Schiemer nimmt Hofmann aus dem Spiel – Resultat: Rapid verliert

Hans Krankl war sich vor dem Anpfiff sicher. Es würde viel “taktisiert” werden, prognostizierte der Jahrhundert-Rapidler vor Beginn des Spitzenspiels zwischen Rapid und Red Bull Salzburg.

Gespielt wurde zwar, Spitze war daran aber gar nichts. Ein müder Kick mit wenigen Chancen für beide Mannschaften. Das an diesem Nachmittag abgezocktere Team gewann 1:0.

Rapid fand eine einzige, richtige Torchance vor. Ragnvald Soma stellte dabei eindrucksvoll unter Beweis, dass er eben kein Torjäger ist und versemmelte den Ball aus kurzer Distanz.

Die Wiener bewiesen, dass das medial angestimmte Krisen-Geheul der letzten Wochen nicht gänzlich unberechtigt war. Sonntagmittag strahlte Radio Wien noch ein Interview mit Steffen Hofmann aus.

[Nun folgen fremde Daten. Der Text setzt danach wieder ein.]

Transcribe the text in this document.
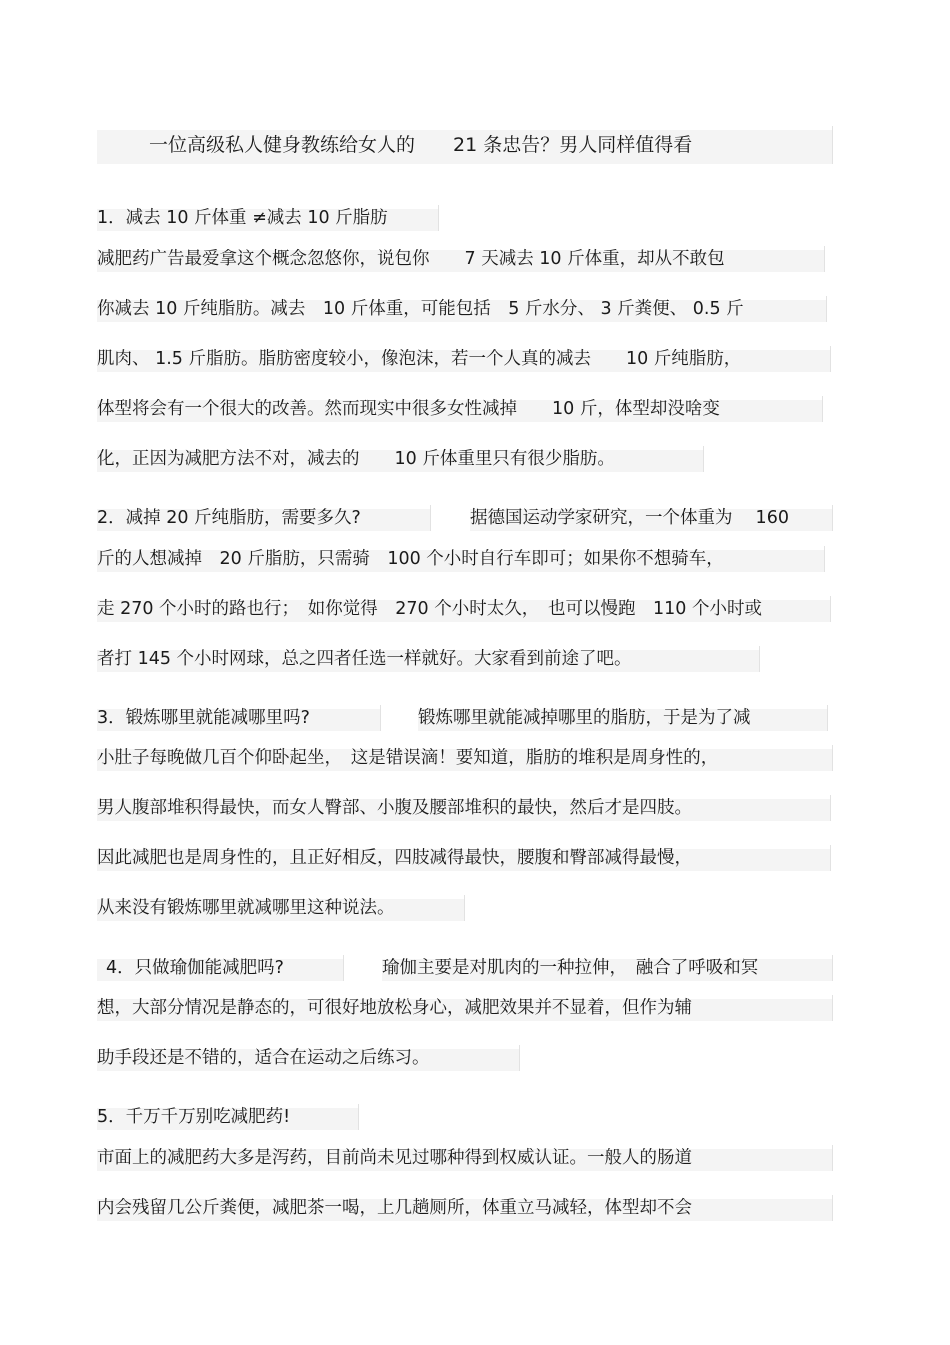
一位高级私人健身教练给女人的　　21 条忠告？男人同样值得看
1．减去 10 斤体重 ≠减去 10 斤脂肪
减肥药广告最爱拿这个概念忽悠你，说包你　　7 天减去 10 斤体重，却从不敢包
你减去 10 斤纯脂肪。减去　10 斤体重，可能包括　5 斤水分、 3 斤粪便、 0.5 斤
肌肉、 1.5 斤脂肪。脂肪密度较小，像泡沫，若一个人真的减去　　10 斤纯脂肪，
体型将会有一个很大的改善。然而现实中很多女性减掉　　10 斤，体型却没啥变
化，正因为减肥方法不对，减去的　　10 斤体重里只有很少脂肪。
2．减掉 20 斤纯脂肪，需要多久?	据德国运动学家研究，一个体重为　 160
斤的人想减掉　20 斤脂肪，只需骑　100 个小时自行车即可；如果你不想骑车，
走 270 个小时的路也行；　如你觉得　270 个小时太久，　也可以慢跑　110 个小时或
者打 145 个小时网球，总之四者任选一样就好。大家看到前途了吧。
3．锻炼哪里就能减哪里吗?	锻炼哪里就能减掉哪里的脂肪，于是为了减
小肚子每晚做几百个仰卧起坐，　这是错误滴！要知道，脂肪的堆积是周身性的，
男人腹部堆积得最快，而女人臀部、小腹及腰部堆积的最快，然后才是四肢。
因此减肥也是周身性的，且正好相反，四肢减得最快，腰腹和臀部减得最慢，
从来没有锻炼哪里就减哪里这种说法。
4．只做瑜伽能减肥吗?	瑜伽主要是对肌肉的一种拉伸，　融合了呼吸和冥
想，大部分情况是静态的，可很好地放松身心，减肥效果并不显着，但作为辅
助手段还是不错的，适合在运动之后练习。
5．千万千万别吃减肥药!
市面上的减肥药大多是泻药，目前尚未见过哪种得到权威认证。一般人的肠道
内会残留几公斤粪便，减肥茶一喝，上几趟厕所，体重立马减轻，体型却不会
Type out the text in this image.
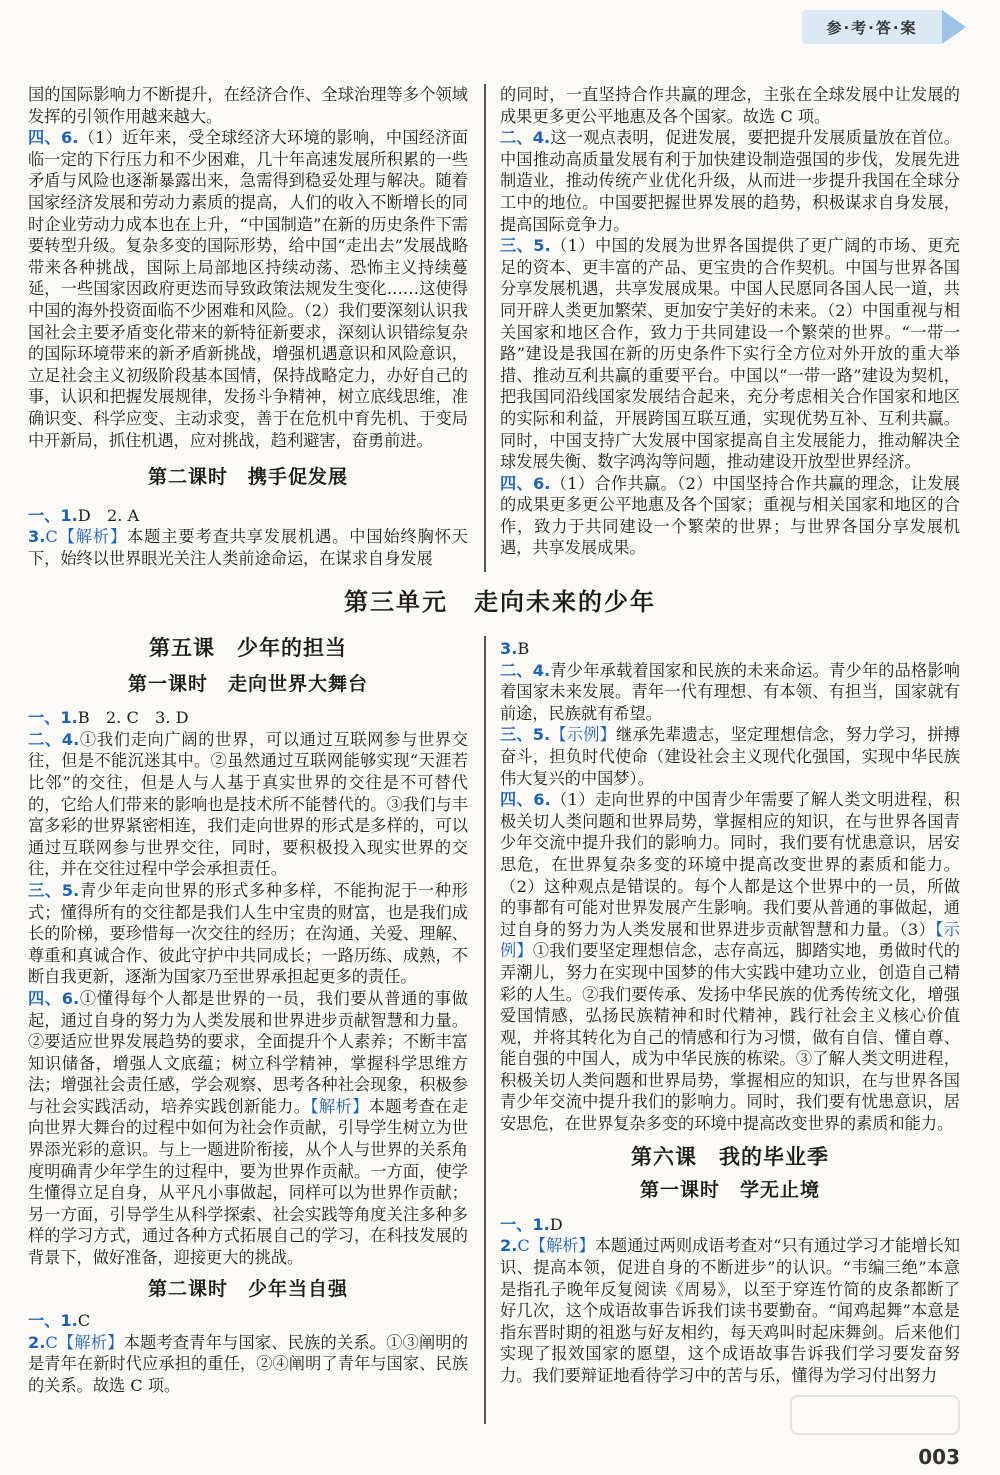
参·考·答·案

国的国际影响力不断提升，在经济合作、全球治理等多个领域发挥的引领作用越来越大。

四、6.（1）近年来，受全球经济大环境的影响，中国经济面临一定的下行压力和不少困难，几十年高速发展所积累的一些矛盾与风险也逐渐暴露出来，急需得到稳妥处理与解决。随着国家经济发展和劳动力素质的提高，人们的收入不断增长的同时企业劳动力成本也在上升，“中国制造”在新的历史条件下需要转型升级。复杂多变的国际形势，给中国“走出去”发展战略带来各种挑战，国际上局部地区持续动荡、恐怖主义持续蔓延，一些国家因政府更迭而导致政策法规发生变化……这使得中国的海外投资面临不少困难和风险。（2）我们要深刻认识我国社会主要矛盾变化带来的新特征新要求，深刻认识错综复杂的国际环境带来的新矛盾新挑战，增强机遇意识和风险意识，立足社会主义初级阶段基本国情，保持战略定力，办好自己的事，认识和把握发展规律，发扬斗争精神，树立底线思维，准确识变、科学应变、主动求变，善于在危机中育先机、于变局中开新局，抓住机遇，应对挑战，趋利避害，奋勇前进。

第二课时　携手促发展

一、1.D　2. A

3.C【解析】本题主要考查共享发展机遇。中国始终胸怀天下，始终以世界眼光关注人类前途命运，在谋求自身发展

的同时，一直坚持合作共赢的理念，主张在全球发展中让发展的成果更多更公平地惠及各个国家。故选 C 项。

二、4.这一观点表明，促进发展，要把提升发展质量放在首位。中国推动高质量发展有利于加快建设制造强国的步伐，发展先进制造业，推动传统产业优化升级，从而进一步提升我国在全球分工中的地位。中国要把握世界发展的趋势，积极谋求自身发展，提高国际竞争力。

三、5.（1）中国的发展为世界各国提供了更广阔的市场、更充足的资本、更丰富的产品、更宝贵的合作契机。中国与世界各国分享发展机遇，共享发展成果。中国人民愿同各国人民一道，共同开辟人类更加繁荣、更加安宁美好的未来。（2）中国重视与相关国家和地区合作，致力于共同建设一个繁荣的世界。“一带一路”建设是我国在新的历史条件下实行全方位对外开放的重大举措、推动互利共赢的重要平台。中国以“一带一路”建设为契机，把我国同沿线国家发展结合起来，充分考虑相关合作国家和地区的实际和利益，开展跨国互联互通，实现优势互补、互利共赢。同时，中国支持广大发展中国家提高自主发展能力，推动解决全球发展失衡、数字鸿沟等问题，推动建设开放型世界经济。

四、6.（1）合作共赢。（2）中国坚持合作共赢的理念，让发展的成果更多更公平地惠及各个国家；重视与相关国家和地区的合作，致力于共同建设一个繁荣的世界；与世界各国分享发展机遇，共享发展成果。

第三单元　走向未来的少年
第五课　少年的担当
第一课时　走向世界大舞台

一、1.B　2. C　3. D

二、4.①我们走向广阔的世界，可以通过互联网参与世界交往，但是不能沉迷其中。②虽然通过互联网能够实现“天涯若比邻”的交往，但是人与人基于真实世界的交往是不可替代的，它给人们带来的影响也是技术所不能替代的。③我们与丰富多彩的世界紧密相连，我们走向世界的形式是多样的，可以通过互联网参与世界交往，同时，要积极投入现实世界的交往，并在交往过程中学会承担责任。

三、5.青少年走向世界的形式多种多样，不能拘泥于一种形式；懂得所有的交往都是我们人生中宝贵的财富，也是我们成长的阶梯，要珍惜每一次交往的经历；在沟通、关爱、理解、尊重和真诚合作、彼此守护中共同成长；一路历练、成熟，不断自我更新，逐渐为国家乃至世界承担起更多的责任。

四、6.①懂得每个人都是世界的一员，我们要从普通的事做起，通过自身的努力为人类发展和世界进步贡献智慧和力量。②要适应世界发展趋势的要求，全面提升个人素养；不断丰富知识储备，增强人文底蕴；树立科学精神，掌握科学思维方法；增强社会责任感，学会观察、思考各种社会现象，积极参与社会实践活动，培养实践创新能力。【解析】本题考查在走向世界大舞台的过程中如何为社会作贡献，引导学生树立为世界添光彩的意识。与上一题进阶衔接，从个人与世界的关系角度明确青少年学生的过程中，要为世界作贡献。一方面，使学生懂得立足自身，从平凡小事做起，同样可以为世界作贡献；另一方面，引导学生从科学探索、社会实践等角度关注多种多样的学习方式，通过各种方式拓展自己的学习，在科技发展的背景下，做好准备，迎接更大的挑战。

第二课时　少年当自强

一、1.C

2.C【解析】本题考查青年与国家、民族的关系。①③阐明的是青年在新时代应承担的重任，②④阐明了青年与国家、民族的关系。故选 C 项。

3.B

二、4.青少年承载着国家和民族的未来命运。青少年的品格影响着国家未来发展。青年一代有理想、有本领、有担当，国家就有前途，民族就有希望。

三、5.【示例】继承先辈遗志，坚定理想信念，努力学习，拼搏奋斗，担负时代使命（建设社会主义现代化强国，实现中华民族伟大复兴的中国梦）。

四、6.（1）走向世界的中国青少年需要了解人类文明进程，积极关切人类问题和世界局势，掌握相应的知识，在与世界各国青少年交流中提升我们的影响力。同时，我们要有忧患意识，居安思危，在世界复杂多变的环境中提高改变世界的素质和能力。（2）这种观点是错误的。每个人都是这个世界中的一员，所做的事都有可能对世界发展产生影响。我们要从普通的事做起，通过自身的努力为人类发展和世界进步贡献智慧和力量。（3）【示例】①我们要坚定理想信念，志存高远，脚踏实地，勇做时代的弄潮儿，努力在实现中国梦的伟大实践中建功立业，创造自己精彩的人生。②我们要传承、发扬中华民族的优秀传统文化，增强爱国情感，弘扬民族精神和时代精神，践行社会主义核心价值观，并将其转化为自己的情感和行为习惯，做有自信、懂自尊、能自强的中国人，成为中华民族的栋梁。③了解人类文明进程，积极关切人类问题和世界局势，掌握相应的知识，在与世界各国青少年交流中提升我们的影响力。同时，我们要有忧患意识，居安思危，在世界复杂多变的环境中提高改变世界的素质和能力。

第六课　我的毕业季
第一课时　学无止境

一、1.D

2.C【解析】本题通过两则成语考查对“只有通过学习才能增长知识、提高本领，促进自身的不断进步”的认识。“韦编三绝”本意是指孔子晚年反复阅读《周易》，以至于穿连竹简的皮条都断了好几次，这个成语故事告诉我们读书要勤奋。“闻鸡起舞”本意是指东晋时期的祖逖与好友相约，每天鸡叫时起床舞剑。后来他们实现了报效国家的愿望，这个成语故事告诉我们学习要发奋努力。我们要辩证地看待学习中的苦与乐，懂得为学习付出努力

003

Sollte Salzburg gewinnen, wovon wir natürlich nicht ausgehen, wären sie schon ein ganzes Stück weit weg. Aber daran denken wir gar nicht. Wir wollen das Spiel gewinnen.

Von “wollen” war am Sonntag aber nicht allzu viel zu sehen. Zwar wurde die Vertragsverlängerung mit Hofmann dramaturgisch noch erstklassig kurz vor Spielbeginn verkündet – aus vier wurden nach dem Spiel drei Jahre.

Doch man merkte schon nach wenigen Augenblicken, dass Rapid nicht das spielerische Feuer entfachen konnte, wie noch aus dem Herbst oder aus den letzten Spielzeiten gewohnt. Die Stürmer? Nikica Jelavic und Rene Gartler agieren weitgehend unauffällig.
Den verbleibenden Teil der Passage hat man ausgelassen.